Memory leak on gitlab runner
Hello team,
We have deployed an autoscaled gitlab runner platform on our Kubernetes cluster, and for some time we observe a constantly increasing memory usage on the runner platform container :
For a bit more context, this runner platform serves scheduled jobs, along with regular jobs building on commits.
The scheduled jobs are the most intensive ones, possibly triggering more than 10 jobs in parallel.
And it happen often that those jobs run into timeouts (because of our system performance, but worth mentioning for the context in case it would help for the investigation).
The most occurring logs patterns are the following from the runner platform container :
Failed to process runner
1081
Job failed: command terminated with exit code 1
625
Job failed: execution took longer than 1h0m0s seconds
368
Error while executing file based variables removal script
454
Job failed: canceled
54
Apart from that, I filtered the non interesting logs patterns /Appending trace to coordinator|Submitting job to coordinator|Updating job|Checking for jobs|Job succeeded/.

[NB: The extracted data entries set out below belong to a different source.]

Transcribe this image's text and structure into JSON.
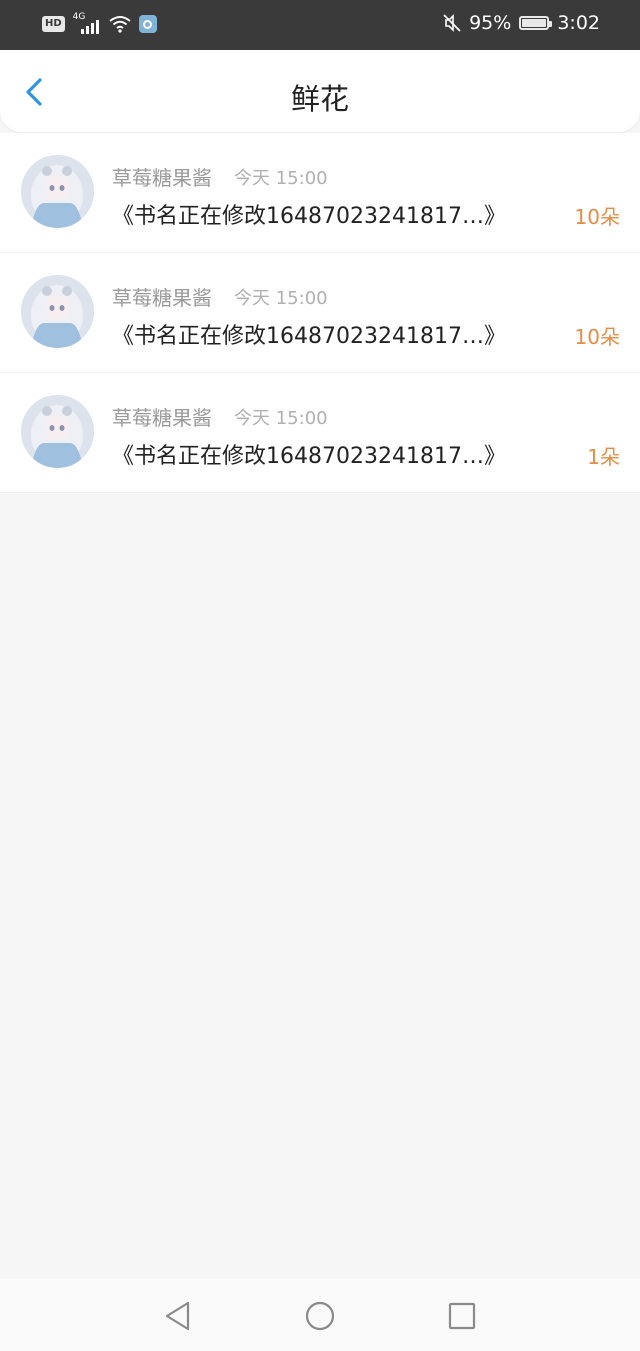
{
  "status_bar": {
    "hd": "HD",
    "network": "4G",
    "battery": "95%",
    "time": "3:02"
  },
  "header": {
    "title": "鲜花",
    "back_icon": "chevron-left-icon"
  },
  "colors": {
    "accent": "#2e95e6",
    "count": "#e98c43"
  },
  "gifts": [
    {
      "user": "草莓糖果酱",
      "time": "今天 15:00",
      "book": "《书名正在修改16487023241817…》",
      "count": "10朵"
    },
    {
      "user": "草莓糖果酱",
      "time": "今天 15:00",
      "book": "《书名正在修改16487023241817…》",
      "count": "10朵"
    },
    {
      "user": "草莓糖果酱",
      "time": "今天 15:00",
      "book": "《书名正在修改16487023241817…》",
      "count": "1朵"
    }
  ],
  "nav": {
    "back": "triangle-back-icon",
    "home": "circle-home-icon",
    "recents": "square-recents-icon"
  }
}
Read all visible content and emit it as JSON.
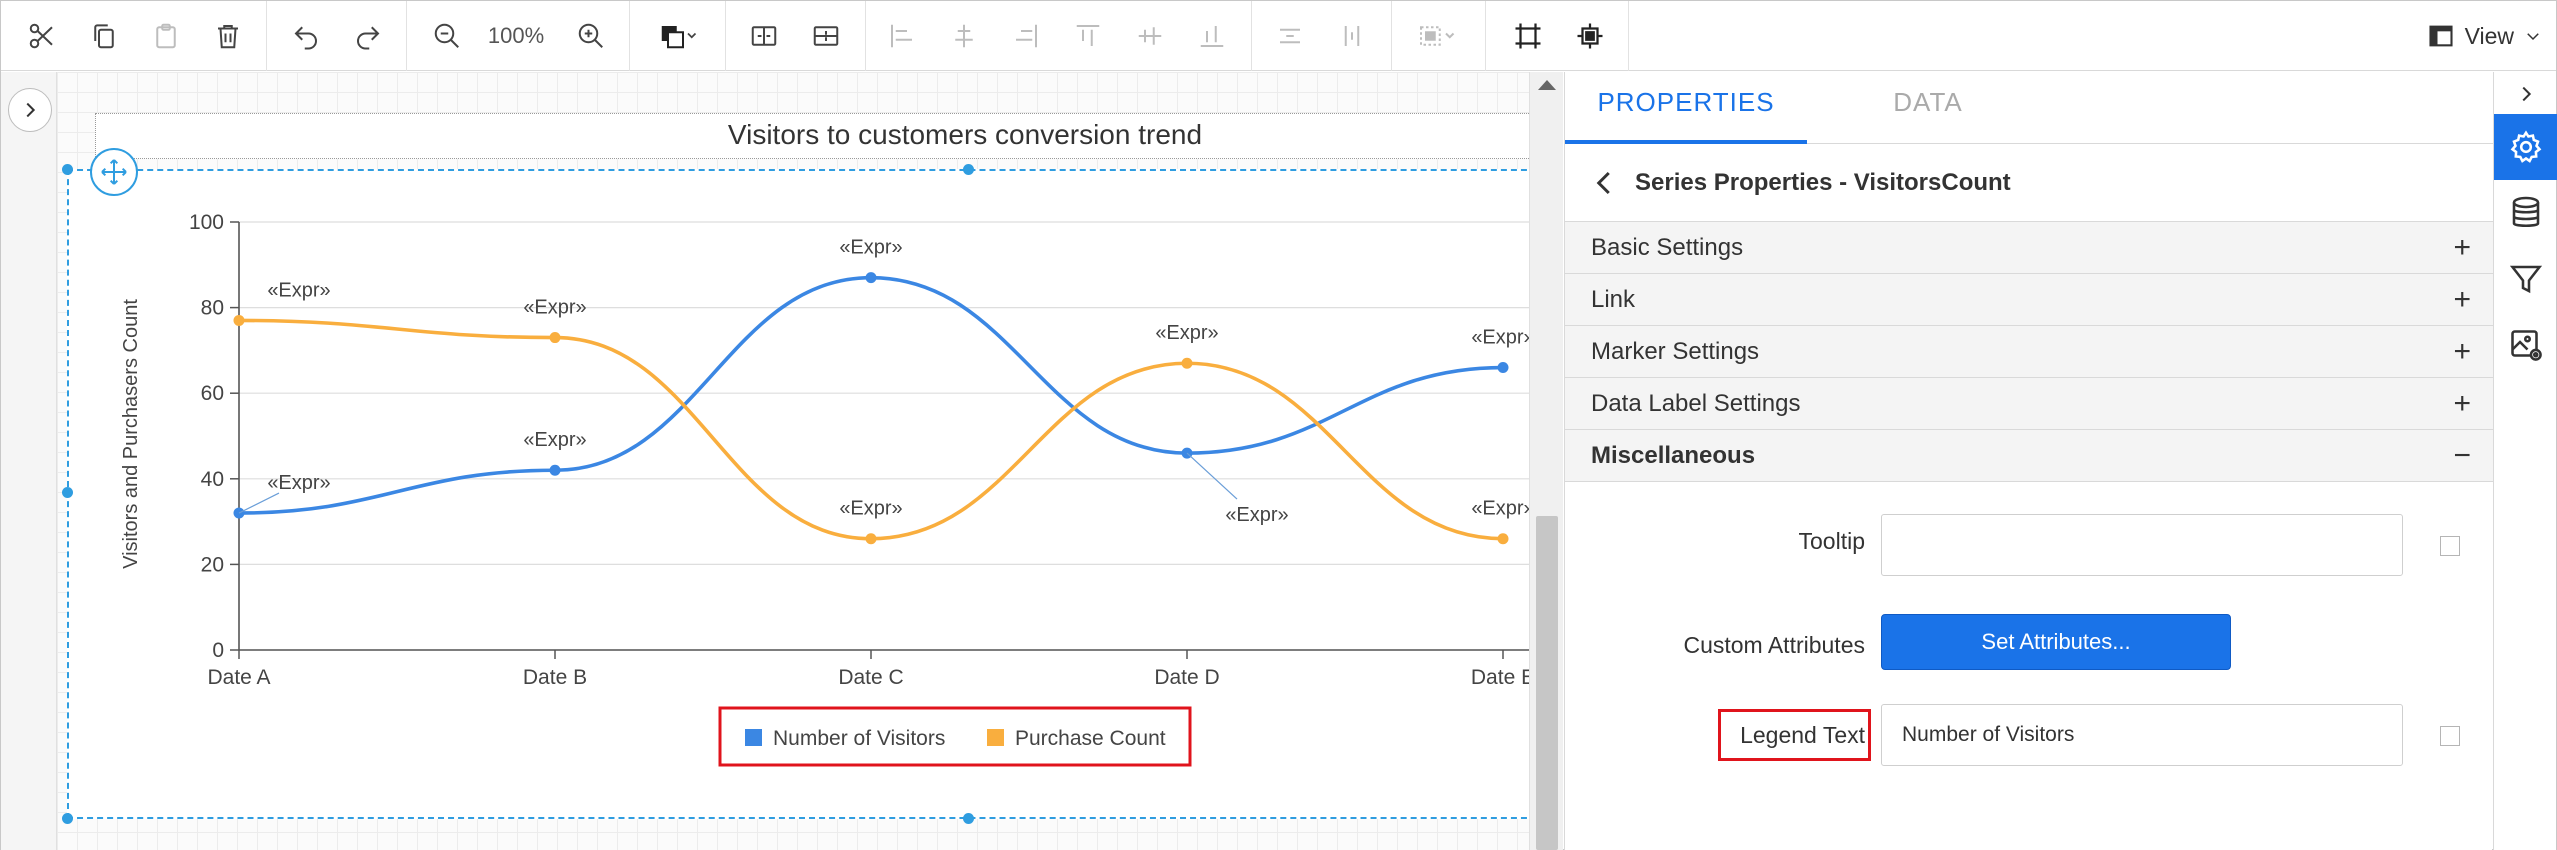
{
  "toolbar": {
    "zoom": "100%",
    "view_label": "View",
    "tools": [
      "cut-icon",
      "copy-icon",
      "paste-icon",
      "delete-icon",
      "undo-icon",
      "redo-icon",
      "zoom-out-icon",
      "zoom-in-icon",
      "fill-color-icon",
      "group-icon",
      "ungroup-icon",
      "align-left-icon",
      "align-center-icon",
      "align-right-icon",
      "align-top-icon",
      "align-middle-icon",
      "align-bottom-icon",
      "distribute-horizontal-icon",
      "distribute-vertical-icon",
      "size-icon",
      "fit-to-page-icon",
      "fit-to-screen-icon",
      "view-icon"
    ]
  },
  "chart_data": {
    "type": "line",
    "title": "Visitors to customers conversion trend",
    "ylabel": "Visitors and Purchasers Count",
    "xlabel": "",
    "categories": [
      "Date A",
      "Date B",
      "Date C",
      "Date D",
      "Date E"
    ],
    "ylim": [
      0,
      100
    ],
    "yticks": [
      0,
      20,
      40,
      60,
      80,
      100
    ],
    "grid": true,
    "legend_position": "bottom",
    "series": [
      {
        "name": "Number of Visitors",
        "color": "#3b87e3",
        "values": [
          32,
          42,
          87,
          46,
          66
        ]
      },
      {
        "name": "Purchase Count",
        "color": "#f9ae3e",
        "values": [
          77,
          73,
          26,
          67,
          26
        ]
      }
    ],
    "data_label": "«Expr»"
  },
  "panel": {
    "tabs": {
      "properties": "PROPERTIES",
      "data": "DATA"
    },
    "title": "Series Properties - VisitorsCount",
    "sections": {
      "basic": "Basic Settings",
      "link": "Link",
      "marker": "Marker Settings",
      "data_label": "Data Label Settings",
      "misc": "Miscellaneous"
    },
    "toggles": {
      "collapsed": "+",
      "expanded": "−"
    },
    "tooltip_label": "Tooltip",
    "tooltip_value": "",
    "custom_attributes_label": "Custom Attributes",
    "set_attributes_label": "Set Attributes...",
    "legend_text_label": "Legend Text",
    "legend_text_value": "Number of Visitors"
  },
  "strip": [
    "settings-icon",
    "database-icon",
    "filter-icon",
    "image-settings-icon"
  ],
  "colors": {
    "accent": "#1a73e8",
    "highlight": "#e0141c",
    "selection": "#2f9de0"
  }
}
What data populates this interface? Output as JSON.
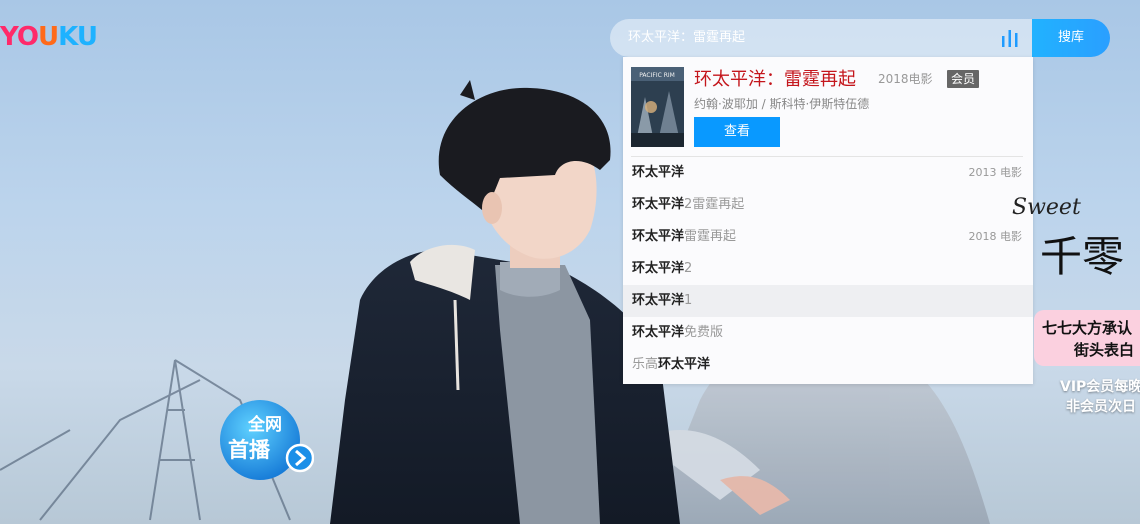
{
  "header": {
    "logo": {
      "part1": "YO",
      "part2": "U",
      "part3": "KU"
    }
  },
  "search": {
    "query": "环太平洋：雷霆再起",
    "button_label": "搜库"
  },
  "featured": {
    "title": "环太平洋：雷霆再起",
    "meta": "2018电影",
    "badge": "会员",
    "cast": "约翰·波耶加 / 斯科特·伊斯特伍德",
    "watch_label": "查看"
  },
  "suggestions": [
    {
      "prefix": "",
      "keyword": "环太平洋",
      "suffix": "",
      "meta": "2013 电影"
    },
    {
      "prefix": "",
      "keyword": "环太平洋",
      "suffix": "2雷霆再起",
      "meta": ""
    },
    {
      "prefix": "",
      "keyword": "环太平洋",
      "suffix": "雷霆再起",
      "meta": "2018 电影"
    },
    {
      "prefix": "",
      "keyword": "环太平洋",
      "suffix": "2",
      "meta": ""
    },
    {
      "prefix": "",
      "keyword": "环太平洋",
      "suffix": "1",
      "meta": ""
    },
    {
      "prefix": "",
      "keyword": "环太平洋",
      "suffix": "免费版",
      "meta": ""
    },
    {
      "prefix": "乐高",
      "keyword": "环太平洋",
      "suffix": "",
      "meta": ""
    }
  ],
  "promo": {
    "sweet": "Sweet",
    "title": "千零",
    "tag_line1": "七七大方承认",
    "tag_line2": "街头表白",
    "vip_line1": "VIP会员每晚",
    "vip_line2": "非会员次日"
  },
  "live_badge": {
    "line1": "全网",
    "line2": "首播"
  },
  "colors": {
    "accent": "#0999ff",
    "title_red": "#c4161c",
    "logo_pink": "#ff2a6a",
    "logo_orange": "#ff6a1a",
    "logo_blue": "#1eb2ff"
  }
}
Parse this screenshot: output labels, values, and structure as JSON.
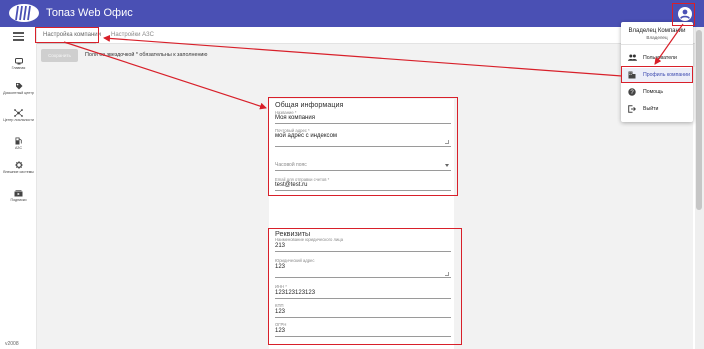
{
  "app": {
    "title": "Топаз Web Офис",
    "logo_icon": "topaz-logo-icon",
    "user_icon": "account-circle-icon",
    "header_color": "#4a50b4"
  },
  "sidebar": {
    "menu_icon": "hamburger-menu-icon",
    "items": [
      {
        "label": "Главная",
        "icon": "dashboard-icon"
      },
      {
        "label": "Дисконтный центр",
        "icon": "discount-tag-icon"
      },
      {
        "label": "Центр лояльности",
        "icon": "loyalty-network-icon"
      },
      {
        "label": "АЗС",
        "icon": "fuel-station-icon"
      },
      {
        "label": "Внешние системы",
        "icon": "settings-gear-icon"
      },
      {
        "label": "Подписки",
        "icon": "subscriptions-icon"
      }
    ],
    "version": "v2008"
  },
  "tabs": [
    {
      "label": "Настройка компании",
      "active": true
    },
    {
      "label": "Настройки АЗС",
      "active": false
    }
  ],
  "actions": {
    "save_label": "Сохранить",
    "required_note": "Поля со звездочкой * обязательны к заполнению"
  },
  "general_info": {
    "title": "Общая информация",
    "name_label": "Название *",
    "name_value": "Моя компания",
    "postal_label": "Почтовый адрес *",
    "postal_value": "мой адрес с индексом",
    "timezone_placeholder": "Часовой пояс",
    "email_label": "Email для отправки счетов *",
    "email_value": "test@test.ru"
  },
  "requisites": {
    "title": "Реквизиты",
    "legal_name_label": "Наименование юридического лица",
    "legal_name_value": "213",
    "legal_address_label": "Юридический адрес",
    "legal_address_value": "123",
    "inn_label": "ИНН *",
    "inn_value": "123123123123",
    "kpp_label": "КПП",
    "kpp_value": "123",
    "ogrn_label": "ОГРН",
    "ogrn_value": "123"
  },
  "user_menu": {
    "owner_name": "Владелец Компании",
    "owner_role": "Владелец",
    "items": [
      {
        "label": "Пользователи",
        "icon": "people-icon",
        "selected": false
      },
      {
        "label": "Профиль компании",
        "icon": "company-building-icon",
        "selected": true
      },
      {
        "label": "Помощь",
        "icon": "help-circle-icon",
        "selected": false
      },
      {
        "label": "Выйти",
        "icon": "logout-icon",
        "selected": false
      }
    ]
  },
  "colors": {
    "highlight": "#d8202a",
    "accent": "#4a50b4",
    "selected_text": "#3d4bb0"
  }
}
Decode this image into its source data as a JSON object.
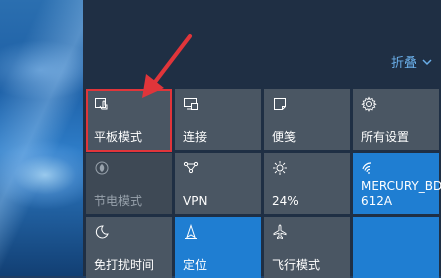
{
  "desktop": {},
  "action_center": {
    "collapse_label": "折叠",
    "tiles": [
      {
        "label": "平板模式",
        "icon": "tablet-mode-icon",
        "state": "normal",
        "highlighted": true
      },
      {
        "label": "连接",
        "icon": "connect-icon",
        "state": "normal"
      },
      {
        "label": "便笺",
        "icon": "note-icon",
        "state": "normal"
      },
      {
        "label": "所有设置",
        "icon": "gear-icon",
        "state": "normal"
      },
      {
        "label": "节电模式",
        "icon": "battery-saver-icon",
        "state": "disabled"
      },
      {
        "label": "VPN",
        "icon": "vpn-icon",
        "state": "normal"
      },
      {
        "label": "24%",
        "icon": "brightness-icon",
        "state": "normal"
      },
      {
        "label": "MERCURY_BD\n612A",
        "icon": "wifi-icon",
        "state": "active"
      },
      {
        "label": "免打扰时间",
        "icon": "moon-icon",
        "state": "normal"
      },
      {
        "label": "定位",
        "icon": "location-icon",
        "state": "active"
      },
      {
        "label": "飞行模式",
        "icon": "airplane-icon",
        "state": "normal"
      },
      {
        "label": "",
        "icon": "blank-icon",
        "state": "active"
      }
    ]
  },
  "colors": {
    "accent": "#1f7ed2",
    "tile": "#4a5663",
    "panel": "#1f2f44",
    "highlight": "#e0353a"
  }
}
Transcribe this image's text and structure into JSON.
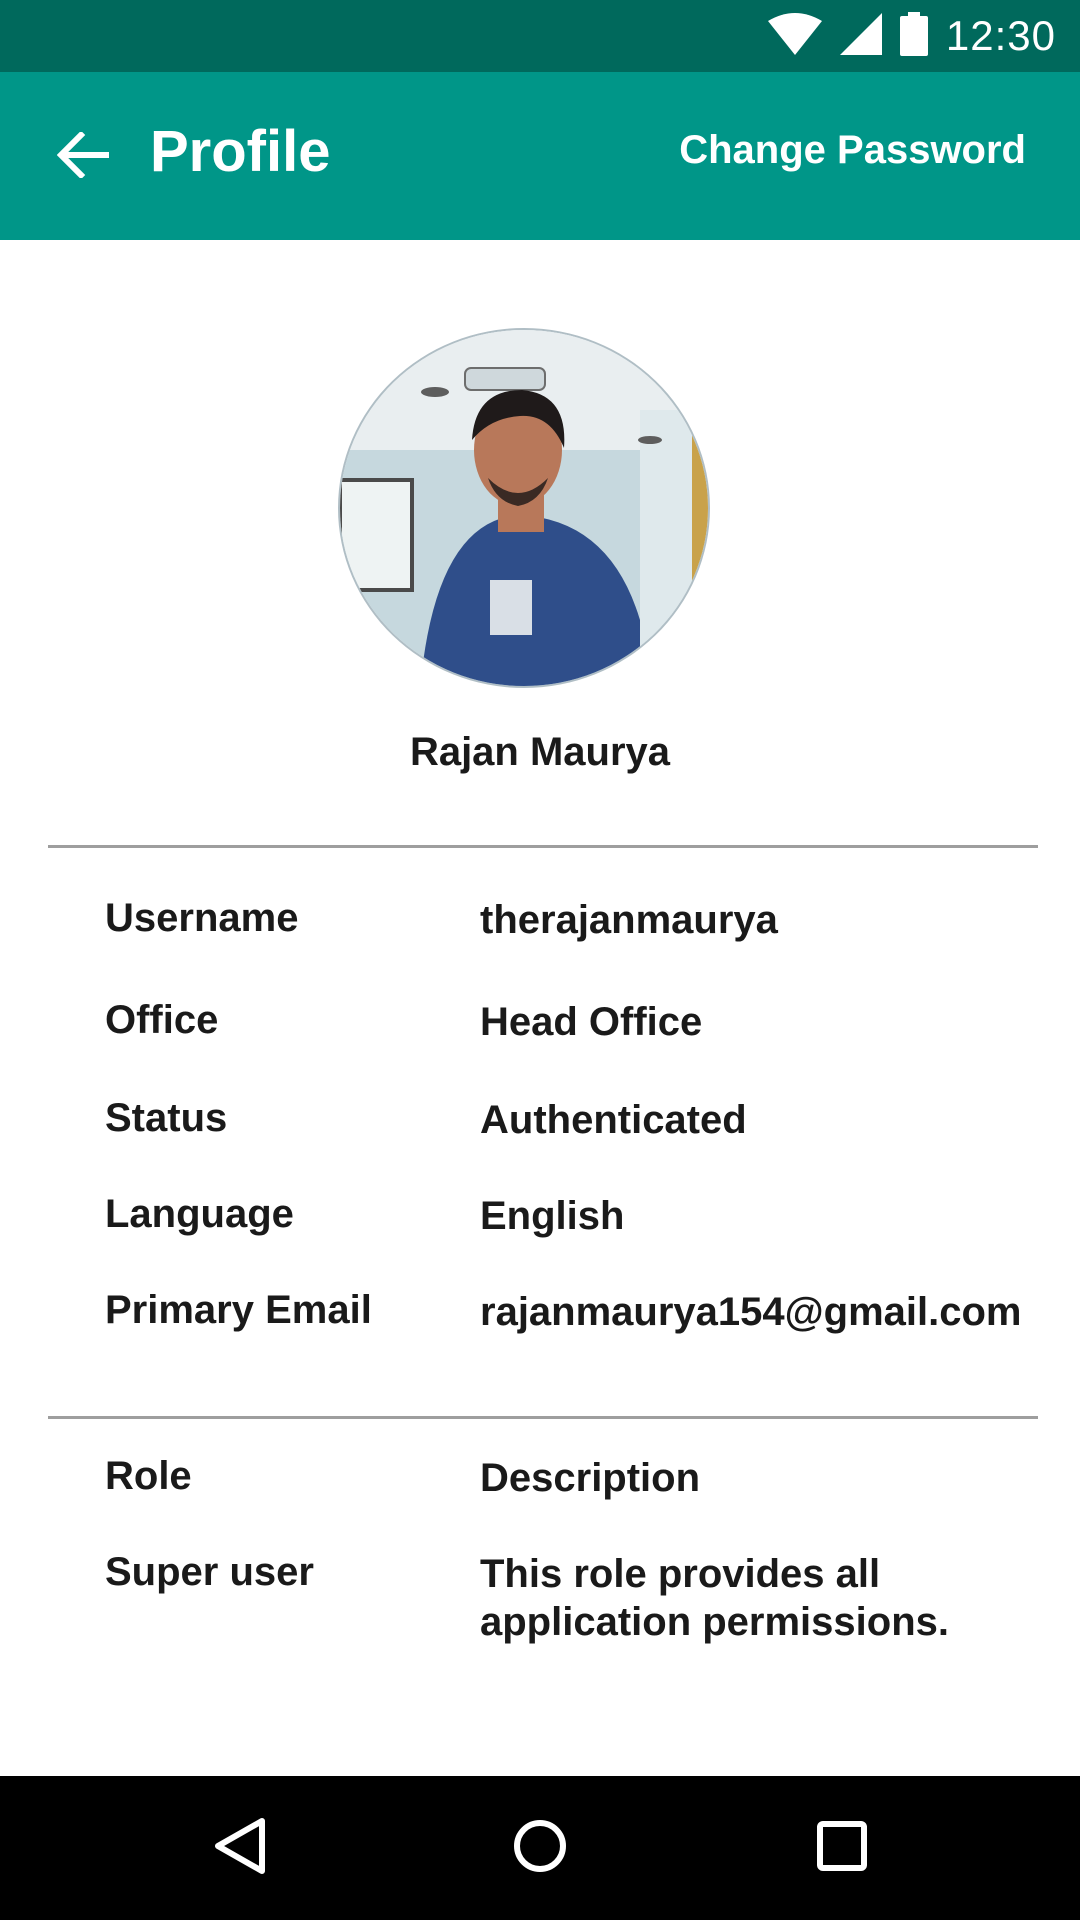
{
  "status_bar": {
    "time": "12:30",
    "icons": [
      "wifi-icon",
      "signal-icon",
      "battery-icon"
    ]
  },
  "app_bar": {
    "title": "Profile",
    "action_label": "Change Password",
    "back_icon": "arrow-back-icon"
  },
  "profile": {
    "name": "Rajan Maurya",
    "details": [
      {
        "label": "Username",
        "value": "therajanmaurya"
      },
      {
        "label": "Office",
        "value": "Head Office"
      },
      {
        "label": "Status",
        "value": "Authenticated"
      },
      {
        "label": "Language",
        "value": "English"
      },
      {
        "label": "Primary Email",
        "value": "rajanmaurya154@gmail.com"
      }
    ]
  },
  "roles": {
    "header_label": "Role",
    "header_value": "Description",
    "items": [
      {
        "role": "Super user",
        "description": "This role provides all application permissions."
      }
    ]
  },
  "navigation": {
    "icons": [
      "back-triangle-icon",
      "home-circle-icon",
      "recents-square-icon"
    ]
  },
  "colors": {
    "status_bar": "#00695c",
    "app_bar": "#009688",
    "nav_bar": "#000000",
    "divider": "#9e9e9e"
  }
}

We have also a few occurrences of Job failed (system failure): pods "runner-XXX-project-XXX-concurrent-XXX" not found (10 to 20 occurrences out of 2 last days) and Error streaming logs gitlab/runner-XXX-project-XXX-concurrent-XXX/helper:/logs-12775-9413290/output.log: command terminated with exit code 143. Retrying... (5 to 10 occurrences out of last 2 days).
If you need any more info, I will be happy to answer.